Did you ever think: what’s on my network and how do I make sure it’s secure? I know the question seems absurd – how can someone not know the answer to that? It’s absurd until you arrive to work to discover that someone with an internet connection in the middle of the Java Sea managed to successfully establish a VPN connection or worse – used RDP to log onto personal workstations.
Ask yourself – could I even identify this if it happened? Do I know which firewalls the user was able to get by to connect to the VPN? Or, which subnets they have access to?
Let’s backtrack for a second to figuring out how that malicious hacker got VPN credentials and how, were he on my network, would one accomplish this hack? If you’re not thinking about these factors it could be the difference between mitigating a breach and updating your resume because your answer is “I don’t know what is on my network.”
The key to finding the answer to these questions is hidden in data collection. If take a moment to consider everything that happens on your network an internet connection or opening a shared folder is an event can be recorded.

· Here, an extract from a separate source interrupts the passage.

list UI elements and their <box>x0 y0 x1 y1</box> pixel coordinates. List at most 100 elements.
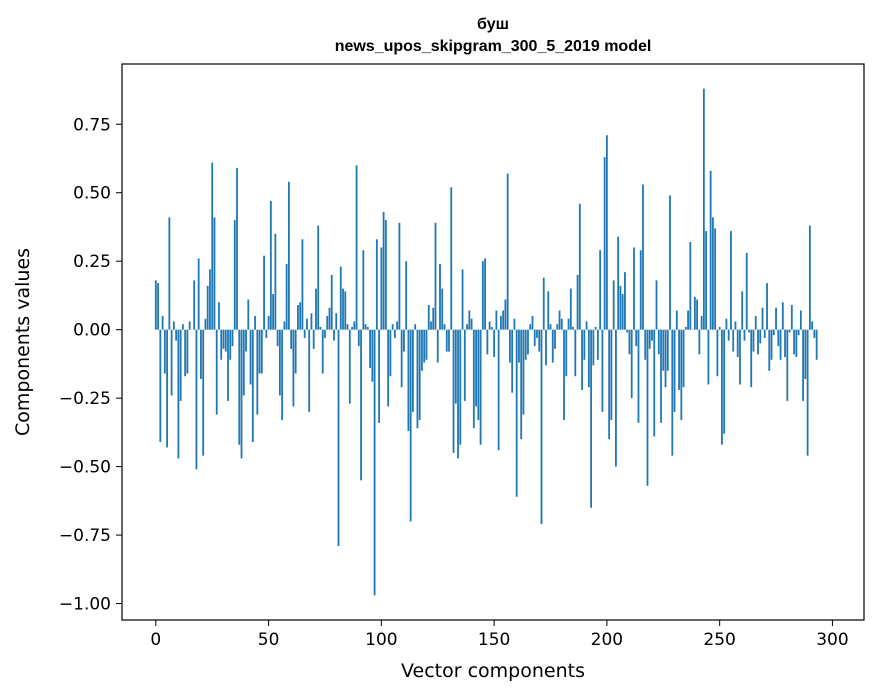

You can cut your IR (incident response) team’s work in half through proper data collection and analysis.
Consider the investigative process: you’ve been told that an unknown user accessed your network through VPN. If you’ve been collecting logs and events you can use a parser to identify a VPN connection being established. With that, you would also know the time, destination, and possibly the source addresses. If you correlate this behavior and look for VPN connections at that specific time slot over several weeks, valuable patterns emerge:
- Machines accessed
- Files accessed – important for your forensics team
Let’s go a step further and think about what you can collect from your network. You can use Windows Management Instrumentation to collect windows events from workstations and snort to determine user rules violations and other anomalous behavior. If you want to go deeper, network taps allow you to view traffic packet by packet.
The amount of events a network receives in 15 minutes, however, could bury an analyst in work for a year. Data collection is useless if you do not understand what you’re looking at. It’s a process of understanding the devices on your network and how they interact. For instance, with SIEM products, to fully utilize the functionality you have to establish patterns based on internal and external security policies, such as user restrictions, ACL rules, and device and user behavior.
We’ll call this pattern establishment a passive analysis. An active analysis is the correlation of events I mentioned earlier – comparing your logs against IP blacklists, monitoring traffic flows and why they are shifting. Those spikes on your VOIP server might be malicious pings looking for open ports…Or, is it your remote site pinging to make sure the server is up?
If you actively know where the vulnerabilities are, you are saving vital time rather than sending your incident response teams to image 25 servers across 5 sites because your security cannot pinpoint the source of malicious activity. If you stay on top of your weak points, you’ll know to send your team to the server that has not been patched in three months, instead of analyzing a file server that is not connected to the internet. If you’ve lost track, remember that everything starts with this question:
What is on my network and how do I secure it?
If you can’t answer it, you are not going to know what information to collect, yet alone analyze and come to a conclusion about the state of your security. More importantly, you will not be able to explain to your CEO why someone on an island in the Java Sea is connecting to his/hers computer.